Any doc/returns/parameter docs you wrote land in the LuaCATS --- comments and @field/@param/@return tags. The C++→LuaCATS type map covers scalars (integer/number/boolean/string), the STL wrappers welder recurses (std::vector<T>T[], std::map<K,V>table<K,V>, std::optional<T>T?, smart pointers → the pointee) and welded classes/enums (their dotted name); anything else degrades to any. Enums become ---@enum tables, welded bases become ---@class X : Base. Overloaded methods, constructors and free functions render as a single documented function plus idiomatic ---@overload fun(…) lines (the primary signature keeps its full @param/summary docs; the extra signatures carry types only, which is all LuaCATS ---@overload records). A const data member is noted (read-only) in its ---@field description — LuaCATS has no read-only field tag (an open lua-language-server request), so the immutability the sol2 runtime enforces is documented here, not machine-checked.
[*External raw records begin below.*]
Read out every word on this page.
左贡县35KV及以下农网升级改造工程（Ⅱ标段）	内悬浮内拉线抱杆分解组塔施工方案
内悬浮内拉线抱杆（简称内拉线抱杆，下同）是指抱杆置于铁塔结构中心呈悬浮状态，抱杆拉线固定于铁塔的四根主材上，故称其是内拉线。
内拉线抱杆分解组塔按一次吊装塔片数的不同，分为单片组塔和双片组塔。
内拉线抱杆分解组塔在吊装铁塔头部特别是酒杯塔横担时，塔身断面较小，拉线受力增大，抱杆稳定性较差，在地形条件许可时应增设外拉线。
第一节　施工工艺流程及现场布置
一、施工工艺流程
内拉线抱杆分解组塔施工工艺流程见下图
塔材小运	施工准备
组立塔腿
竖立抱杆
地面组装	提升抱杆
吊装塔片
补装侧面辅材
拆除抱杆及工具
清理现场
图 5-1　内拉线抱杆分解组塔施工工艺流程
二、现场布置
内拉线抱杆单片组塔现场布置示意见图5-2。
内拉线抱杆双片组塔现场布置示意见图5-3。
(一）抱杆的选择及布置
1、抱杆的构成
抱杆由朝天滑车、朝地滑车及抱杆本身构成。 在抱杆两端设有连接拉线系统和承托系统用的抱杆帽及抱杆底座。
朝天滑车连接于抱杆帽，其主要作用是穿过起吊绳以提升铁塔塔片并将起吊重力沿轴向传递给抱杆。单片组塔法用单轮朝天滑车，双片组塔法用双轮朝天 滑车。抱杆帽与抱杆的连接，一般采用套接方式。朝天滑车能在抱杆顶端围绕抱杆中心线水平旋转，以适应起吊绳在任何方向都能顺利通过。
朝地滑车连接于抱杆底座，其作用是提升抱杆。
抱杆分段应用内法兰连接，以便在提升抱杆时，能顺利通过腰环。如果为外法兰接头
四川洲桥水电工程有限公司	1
Not every runtime metamethod has a stub form. LuaCATS ---@operator only names the operators the language server models — the arithmetic and bitwise ones plus call/len/concat/unm — so the comparison (==, <, <=) and subscript ([]) metamethods the sol2 runtime binds are omitted from the stub: lua-language-server has no ---@operator spelling for them (== is always allowed and yields a boolean; indexing is expressed with ---@field [key] value). They work at runtime regardless; the stub simply can't type them.

welder's own test suite runs the emitted stub through lua-language-server --check when the server is installed (the Lua analogue of type-checking the .pyi stubs with mypy), so a malformed annotation or dangling type reference fails the build.